Whilst modern moderation AIs are exceptionally efficient at working at scale, this doesn’t alleviate the human burden of content moderation and the reliance on end-point human involvement is likely to persist. The work stressors that those content moderators have to endure whilst working on the ‘terror queue’ (the moderation queue of the very worst content) has also received considerable coverage in recent years.
An Ofcom paper on content moderation highlights the difficulties presented by our ever-expanding content universe. NLP algorithms are now learning to interpret nuances such as sarcasm marked by emoji uses without the need for human data labelling, and can accurately derive meaning from short video clips and gifs, but the development of new offensive slang and hateful imagery presents an ongoing challenge.
Modern content moderation algorithms now have both the depth and breadth to understand advanced multi-modal content types with deep semantic connotations, but false-positive incidence rates remain high, and AI is struggling to keep up with the lengths hate content creators are willing to go to keep their content under the radar.
Moreover, there is considerable diversity in language and imagery itself. The ‘Scunthorpe problem’ and numerous related problems highlight the difficulty of applying simple logic to classify strings of offensive words. The risk of false positives remains high and concern has been raised over whether fully automated moderation would lead to cultural or linguistic discrimination.
There has been major progress in tackling false positives. For example, image and video content moderation APIs like Amazon’s Rekogniton use two-layer video labelling and audio labelling hierarchies to accurately discern harmful images from closely related non-harmful images, e.g. breastfeeding women from sexually suggestive content.
Automated pre-moderation of publicly accessible content imposed by multinationals and governments presents an ethical problem. Corporations like YouTube are tightening their grip on creators that spread misinformation and conspiracy theories, but classifying content as either of these things is likely only possible after a rigorous interrogation of that content rather than a cursory glance.
There has also been considerable debate about where such practices intercept with human rights laws, with critics highlighting how increased false positives - or ambiguous decisions - are robbing people of their public voice and sometimes even their careers. GDPR requires ‘data subjects’ to be informed of when their content is removed via automated procedures - privacy regulations further complicate the bounds between corporate responsibility and censorship.

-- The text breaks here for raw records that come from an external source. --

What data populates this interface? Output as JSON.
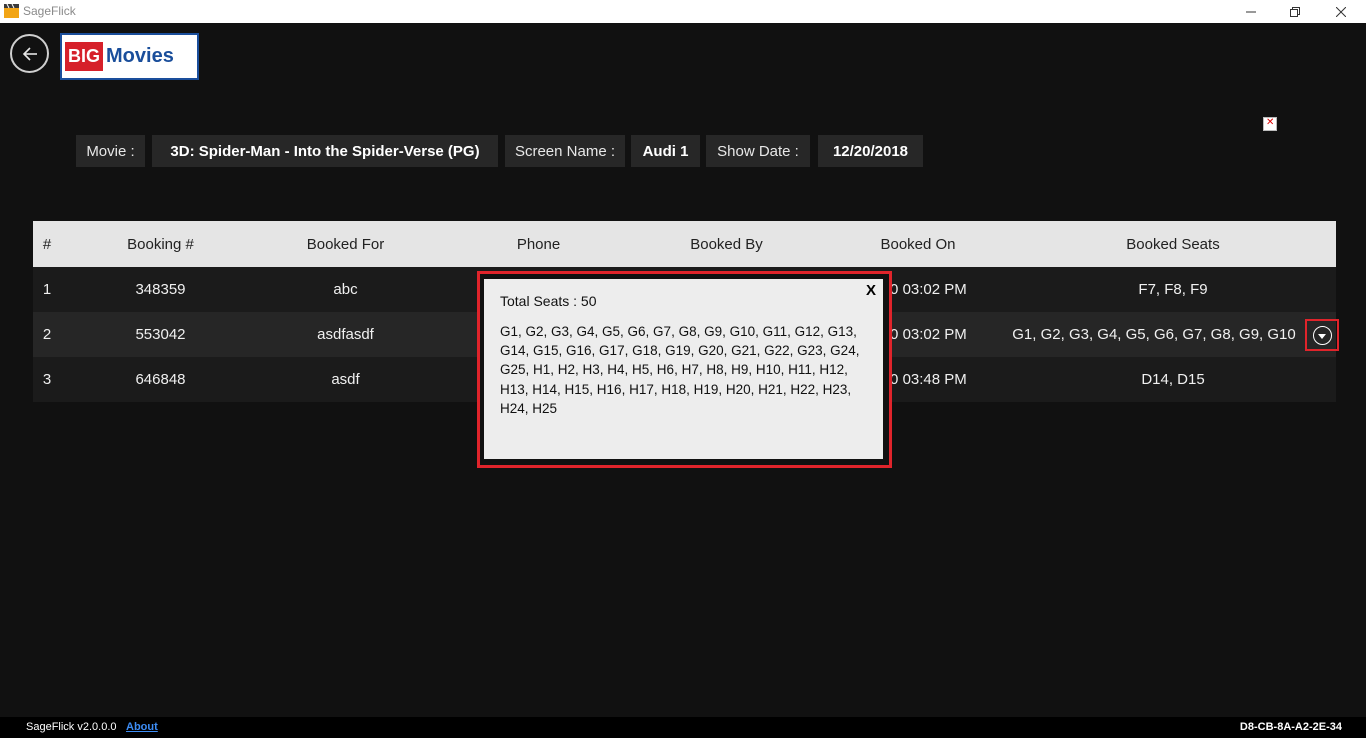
{
  "window": {
    "title": "SageFlick",
    "minimize_glyph": "—",
    "maximize_glyph": "❐",
    "close_glyph": "✕"
  },
  "header": {
    "logo": {
      "big": "BIG",
      "movies": "Movies"
    },
    "back_icon": "back-arrow-icon"
  },
  "info": {
    "movie_label": "Movie :",
    "movie_value": "3D: Spider-Man - Into the Spider-Verse (PG)",
    "screen_label": "Screen Name :",
    "screen_value": "Audi 1",
    "date_label": "Show Date :",
    "date_value": "12/20/2018"
  },
  "table": {
    "headers": [
      "#",
      "Booking #",
      "Booked For",
      "Phone",
      "Booked By",
      "Booked On",
      "Booked Seats"
    ],
    "rows": [
      {
        "idx": "1",
        "booking": "348359",
        "for": "abc",
        "phone": "",
        "by": "",
        "on": "2:20 03:02 PM",
        "seats": "F7, F8, F9"
      },
      {
        "idx": "2",
        "booking": "553042",
        "for": "asdfasdf",
        "phone": "",
        "by": "",
        "on": "2:20 03:02 PM",
        "seats": "G1, G2, G3, G4, G5, G6, G7, G8, G9, G10"
      },
      {
        "idx": "3",
        "booking": "646848",
        "for": "asdf",
        "phone": "",
        "by": "",
        "on": "2:20 03:48 PM",
        "seats": "D14, D15"
      }
    ]
  },
  "popup": {
    "total": "Total Seats : 50",
    "close": "X",
    "seats": " G1, G2, G3, G4, G5, G6, G7, G8, G9, G10, G11, G12, G13, G14, G15, G16, G17, G18, G19, G20, G21, G22, G23, G24, G25, H1, H2, H3, H4, H5, H6, H7, H8, H9, H10, H11, H12, H13, H14, H15, H16, H17, H18, H19, H20, H21, H22, H23, H24, H25"
  },
  "footer": {
    "version": "SageFlick v2.0.0.0",
    "about": "About",
    "mac": "D8-CB-8A-A2-2E-34"
  },
  "colors": {
    "accent_red": "#e0242b",
    "background": "#111111",
    "link_blue": "#3d8df5"
  }
}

On a practical or technological level, AI is certainly assisting in filtering out content that the vast majority of individuals consent should not be exposed to the public. However, it is still unclear how AI intends to make the quantum leap from triage to fully-automated pre-moderation with no human involvement.
As it stands, AI is an assistive tool that streamlines the moderation process for those teams of moderators that still bear the burden of having a final say. The system will be imperfect regardless of whether humans are involved or not, but retaining human involvement currently represents the lowest risk option.